JJM Did he face much criticism while he was a member of McShann’s band?
BP Because he was a member of a band that played the popular big band style of the time, he was pretty well accepted by the other band members — as well as everybody who heard him. If you mean criticism in the negative sense, I think that only came up later. The people who heard him in the context of the Jay McShann band were all very impressed, to the point where somebody compared him to what Lester Young had done for the Basie band. So, he felt he was the equivalent of Young, and that he was playing like Lester Young, but twice as fast.
JJM So, the criticism of his work didn’t really come until after he returned to Kansas City from New York?
BP I think that is the case, yes.
JJM An influential Kansas City based Downbeat writer, Dave Dexter, was not particularly a fan of Parker’s
BP I wouldn’t want to emphasize this too much, but from what I gather, Dexter didn’t get along well personally with Parker, and he was an early example of the sort of person Parker himself didn’t have much time for because he felt Dexter had too high of an opinion of himself. Parker made this clear to him and played practical jokes on him, and forever after, Dave Dexter’s comments about Charlie Parker were fairly mean-spirited. But in the very early days, he wrote enthusiastically about the Jay McShann Band, and didn’t exclude Parker from his praise in any way.

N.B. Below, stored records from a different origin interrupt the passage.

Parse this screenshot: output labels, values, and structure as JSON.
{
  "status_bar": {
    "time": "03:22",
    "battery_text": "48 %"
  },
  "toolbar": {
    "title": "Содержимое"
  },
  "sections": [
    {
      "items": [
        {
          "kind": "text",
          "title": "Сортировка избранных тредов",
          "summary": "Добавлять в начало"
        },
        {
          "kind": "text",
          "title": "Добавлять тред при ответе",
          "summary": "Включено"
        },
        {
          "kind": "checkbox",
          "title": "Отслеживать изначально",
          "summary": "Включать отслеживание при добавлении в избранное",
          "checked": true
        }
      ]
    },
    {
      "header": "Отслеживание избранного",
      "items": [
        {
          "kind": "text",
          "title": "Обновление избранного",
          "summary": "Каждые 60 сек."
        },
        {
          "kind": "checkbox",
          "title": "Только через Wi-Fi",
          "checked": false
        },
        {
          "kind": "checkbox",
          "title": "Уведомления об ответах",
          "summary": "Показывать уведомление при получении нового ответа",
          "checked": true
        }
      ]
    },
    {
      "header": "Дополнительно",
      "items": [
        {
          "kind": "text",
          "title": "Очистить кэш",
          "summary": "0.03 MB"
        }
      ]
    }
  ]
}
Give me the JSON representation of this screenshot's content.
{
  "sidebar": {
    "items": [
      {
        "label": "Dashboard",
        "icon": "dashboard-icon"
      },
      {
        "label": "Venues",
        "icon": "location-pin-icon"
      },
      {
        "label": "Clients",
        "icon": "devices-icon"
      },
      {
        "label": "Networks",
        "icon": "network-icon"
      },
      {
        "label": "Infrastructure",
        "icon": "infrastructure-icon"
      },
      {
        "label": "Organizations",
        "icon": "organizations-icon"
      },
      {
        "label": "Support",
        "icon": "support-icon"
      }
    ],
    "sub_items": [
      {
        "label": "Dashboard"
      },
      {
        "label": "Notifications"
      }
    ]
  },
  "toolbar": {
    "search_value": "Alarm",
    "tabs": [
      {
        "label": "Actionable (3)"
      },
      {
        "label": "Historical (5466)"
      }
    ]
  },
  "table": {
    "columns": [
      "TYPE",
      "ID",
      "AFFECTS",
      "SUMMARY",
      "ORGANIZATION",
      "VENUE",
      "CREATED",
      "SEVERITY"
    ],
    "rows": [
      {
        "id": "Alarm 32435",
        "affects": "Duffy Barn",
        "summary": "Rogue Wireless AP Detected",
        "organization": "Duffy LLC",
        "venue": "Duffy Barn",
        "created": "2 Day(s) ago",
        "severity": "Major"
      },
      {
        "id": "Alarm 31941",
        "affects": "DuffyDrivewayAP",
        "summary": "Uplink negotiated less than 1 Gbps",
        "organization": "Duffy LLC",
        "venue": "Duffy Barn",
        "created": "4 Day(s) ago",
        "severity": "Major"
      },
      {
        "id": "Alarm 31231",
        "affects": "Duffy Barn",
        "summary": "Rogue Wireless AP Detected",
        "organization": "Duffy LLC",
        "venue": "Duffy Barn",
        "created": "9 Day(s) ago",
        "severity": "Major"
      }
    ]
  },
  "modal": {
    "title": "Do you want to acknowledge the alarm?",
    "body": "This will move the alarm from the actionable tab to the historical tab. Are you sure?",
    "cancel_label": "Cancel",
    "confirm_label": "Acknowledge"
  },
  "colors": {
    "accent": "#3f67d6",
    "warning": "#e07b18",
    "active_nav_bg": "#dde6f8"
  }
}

JJM Parker left McShann’s band — and Kansas City — for New York, where he ended up working at a restaurant called Jimmy’s Chicken Shack, where Art Tatum played piano
BP His motivation was to see what it was like in New York. I don’t think he was particularly dissatisfied about working in Kansas City with McShann, although if you read some of the interviews with McShann himself, he and some of those in his band were already having problems with Parker because of his unreliability. So, it may be that Parker felt it was time for a change of scenery, and New York and its music offered that. He didn’t do much playing while he was there, partly because of the union restrictions for musicians who moved to New York, and partly because he may have underestimated how high the level of musicianship was there. As a result, on that very first New York trip of several months, he didn’t do very much playing.